Psoralen, an important furanocoumarin occurring abundantly in seeds of Psoralea corylifolia is used as an anticancerous compound against leukemia and other cancer cell lines. Evaluation and isolation of psoralen from the calluses derived from different plant parts, viz. cotyledons, nodes, leaves and roots have been done in the present case for the first time. Amongst all, a maximum of 1934.75 μg/g f.w. of psoralen was recorded in callus derived from cotyledons, followed by 1875.50 and 1465.75 μg/g f.w. of psoralen in node and leaf derived calluses, respectively. Amount of psoralen enhanced further when cotyledonary calluses were exposed to different concentrations of organic elicitors (yeast extract, proline, inositol, casein hydrolyzate (CH), glycine, glutamine and sucrose) and precursors of psoralen (umbelliferone, cinnamic acid and NADPH).
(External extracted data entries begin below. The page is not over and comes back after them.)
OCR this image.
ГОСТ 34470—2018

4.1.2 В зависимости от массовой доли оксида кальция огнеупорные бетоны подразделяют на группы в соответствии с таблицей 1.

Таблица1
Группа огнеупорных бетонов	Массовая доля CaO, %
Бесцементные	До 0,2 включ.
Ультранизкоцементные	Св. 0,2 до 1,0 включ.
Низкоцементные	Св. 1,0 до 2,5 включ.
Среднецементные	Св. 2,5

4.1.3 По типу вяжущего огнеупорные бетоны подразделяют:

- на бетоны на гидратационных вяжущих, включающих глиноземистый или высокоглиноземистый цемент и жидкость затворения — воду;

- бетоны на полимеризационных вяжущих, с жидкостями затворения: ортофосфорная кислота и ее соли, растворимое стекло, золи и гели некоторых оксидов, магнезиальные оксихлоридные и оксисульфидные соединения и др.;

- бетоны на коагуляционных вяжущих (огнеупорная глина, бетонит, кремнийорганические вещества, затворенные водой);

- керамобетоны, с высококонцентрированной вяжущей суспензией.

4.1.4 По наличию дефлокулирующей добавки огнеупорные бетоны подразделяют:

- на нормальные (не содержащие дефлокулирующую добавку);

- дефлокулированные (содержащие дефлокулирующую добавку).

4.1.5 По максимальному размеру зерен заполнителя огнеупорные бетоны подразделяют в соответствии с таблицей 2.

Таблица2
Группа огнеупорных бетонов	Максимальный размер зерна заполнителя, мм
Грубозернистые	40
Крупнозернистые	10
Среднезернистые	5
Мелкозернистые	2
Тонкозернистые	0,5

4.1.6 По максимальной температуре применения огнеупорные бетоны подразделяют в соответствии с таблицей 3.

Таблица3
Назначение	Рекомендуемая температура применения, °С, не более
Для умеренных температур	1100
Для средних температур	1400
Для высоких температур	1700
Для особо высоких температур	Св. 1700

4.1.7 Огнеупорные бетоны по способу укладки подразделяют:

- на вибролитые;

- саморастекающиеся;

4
Isolation of psoralen was done using methanol as solvent through column chromatography and TLC. FT-IR and NMR further characterized and confirmed the structure of psoralen. In addition, the putative gene, psoralen synthase involved in psoralen synthesis pathway has been isolated, cloned and sequenced which comprised 1237 bp length. BLAST analysis of the gene sequence of psoralen synthase revealed that its nucleotide sequence showed 93% homology with psoralen synthase isolated from Ammi majus. This is the first report of isolation, cloning and characterization of psoralen synthase from Psoralea corylifolia.